抗血小板药物(APs)可能会增加缺血性卒中静脉溶栓后症状性颅内出血(ICH)的风险。

方法

我们评估了 11865 名符合欧洲许可标准的患者在 APs 下接受溶栓治疗的安全性,并在 2002 年至 2007 年期间记录在 Safe Implementation of Treatments in Stroke(SITS)国际卒中溶栓登记处(SITS-ISTR)中。单变量和多变量分析的结局指标包括症状性 ICH(SICH)根据 SITS 监测研究(SITS-MOST [国立卫生研究院卒中量表恶化>4 分+24 小时内 ICH 类型 2]),根据欧洲合作急性卒中研究 II(ECASS II [国立卫生研究院卒中量表恶化>4 分+任何 ICH]),3 个月时的功能结局和死亡率。

结果

共有 3782 名(31.9%)患者在基线时接受了 1 种或 2 种 AP 药物:3016 名(25.4%)乙酰水杨酸(ASA),243 名(2.0%)氯吡格雷,175 名(1.5%)ASA 和双嘧达莫,151 名(1.3%)ASA 和氯吡格雷,197 名(1.7%)其他。
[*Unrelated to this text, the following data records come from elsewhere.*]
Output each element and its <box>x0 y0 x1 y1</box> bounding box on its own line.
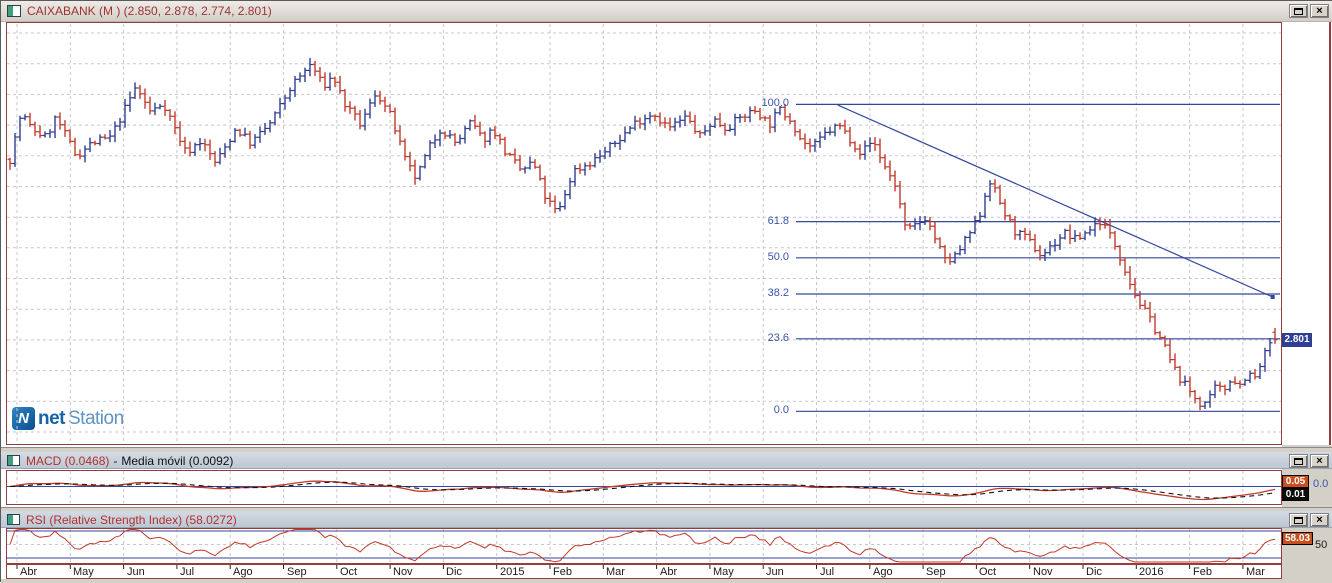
month-label: May <box>73 566 94 578</box>
macd-maximize-button[interactable] <box>1289 454 1308 468</box>
month-label: Oct <box>979 566 996 578</box>
maximize-icon <box>1294 458 1303 465</box>
month-label: May <box>713 566 734 578</box>
macd-plot[interactable] <box>6 470 1282 505</box>
macd-header[interactable]: MACD (0.0468)-Media móvil (0.0092) × <box>1 452 1332 469</box>
rsi-midline-label: 50 <box>1315 539 1327 551</box>
macd-title: MACD (0.0468) <box>26 454 109 468</box>
month-label: Feb <box>1193 566 1212 578</box>
fib-level-label: 38.2 <box>741 287 789 299</box>
rsi-panel-icon <box>7 514 20 525</box>
month-label: Nov <box>393 566 413 578</box>
macd-value-badge: 0.05 <box>1282 475 1309 488</box>
fib-level-label: 61.8 <box>741 215 789 227</box>
month-label: Abr <box>20 566 37 578</box>
maximize-icon <box>1294 517 1303 524</box>
fib-level-label: 50.0 <box>741 251 789 263</box>
fib-level-label: 0.0 <box>741 404 789 416</box>
month-label: Mar <box>606 566 625 578</box>
rsi-title: RSI (Relative Strength Index) (58.0272) <box>26 513 237 527</box>
chart-window-icon <box>7 5 21 17</box>
symbol-title: CAIXABANK (M ) (2.850, 2.878, 2.774, 2.8… <box>27 4 272 18</box>
fib-level-label: 100.0 <box>741 97 789 109</box>
macd-separator: - <box>109 454 121 468</box>
netstation-chart-window: CAIXABANK (M ) (2.850, 2.878, 2.774, 2.8… <box>0 0 1332 582</box>
price-axis: 2.22.42.62.83.03.23.43.63.84.04.24.44.64… <box>1282 22 1332 445</box>
close-button[interactable]: × <box>1310 4 1329 18</box>
month-label: Jun <box>766 566 784 578</box>
maximize-icon <box>1294 8 1303 15</box>
macd-signal-title: Media móvil (0.0092) <box>121 454 233 468</box>
month-label: Oct <box>340 566 357 578</box>
watermark-station: Station <box>68 408 124 430</box>
window-right-border <box>1329 22 1331 445</box>
window-footer <box>1 579 1332 583</box>
macd-zero-label: 0.0 <box>1313 478 1328 490</box>
month-label: Feb <box>553 566 572 578</box>
watermark-net: net <box>38 408 65 430</box>
maximize-button[interactable] <box>1289 4 1308 18</box>
month-label: Ago <box>873 566 893 578</box>
month-label: Dic <box>1086 566 1102 578</box>
month-label: Jun <box>127 566 145 578</box>
rsi-value-badge: 58.03 <box>1282 532 1313 545</box>
month-label: Sep <box>926 566 946 578</box>
month-label: Mar <box>1246 566 1265 578</box>
macd-panel-icon <box>7 455 20 466</box>
netstation-logo-icon: N <box>12 407 35 430</box>
rsi-header[interactable]: RSI (Relative Strength Index) (58.0272) … <box>1 511 1332 528</box>
month-label: 2015 <box>500 566 524 578</box>
month-label: Jul <box>180 566 194 578</box>
macd-close-button[interactable]: × <box>1310 454 1329 468</box>
month-label: Sep <box>287 566 307 578</box>
rsi-close-button[interactable]: × <box>1310 513 1329 527</box>
netstation-watermark: N netStation <box>12 407 124 430</box>
main-titlebar[interactable]: CAIXABANK (M ) (2.850, 2.878, 2.774, 2.8… <box>1 1 1332 22</box>
fib-level-label: 23.6 <box>741 332 789 344</box>
month-label: Nov <box>1033 566 1053 578</box>
month-label: Abr <box>660 566 677 578</box>
current-price-badge: 2.801 <box>1282 333 1312 347</box>
macd-signal-badge: 0.01 <box>1282 488 1309 501</box>
month-label: Jul <box>820 566 834 578</box>
rsi-plot[interactable] <box>6 528 1282 564</box>
price-chart-plot[interactable] <box>6 22 1282 445</box>
month-label: Dic <box>446 566 462 578</box>
month-label: Ago <box>233 566 253 578</box>
month-label: 2016 <box>1139 566 1163 578</box>
rsi-maximize-button[interactable] <box>1289 513 1308 527</box>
与 AP 未使用者相比,接受 AP 治疗的患者年龄大 5 岁,且有更多的危险因素。根据 SITS-MOST(ECASS II),SICH 的发生率如下:1.1%(4.1%)AP 未使用者,2.5%(6.2%)任何 AP,2.5%(5.9%)ASA,1.7%(4.2%)氯吡格雷,2.3%(5.9%)ASA 和双嘧达莫,4.1%(13.4%)ASA 和氯吡格雷。在多变量分析中,ASA 和氯吡格雷联合使用与 ECASS II 定义的 SICH 风险增加相关(比值比,2.11;95%置信区间,1.29 至 3.45;P=0.003)。然而,无论 AP 亚组或 SICH 定义如何,我们都没有发现死亡率或预后不良功能结局风险增加的显著证据。

结论

与随机试验中观察到的溶栓益处相比,AP 组的 SICH 绝对增加 1.4%(2.1%)很小。尽管在接受 ASA 和氯吡格雷联合治疗的患者中需要谨慎,但 AP 治疗不应被视为溶栓的禁忌症。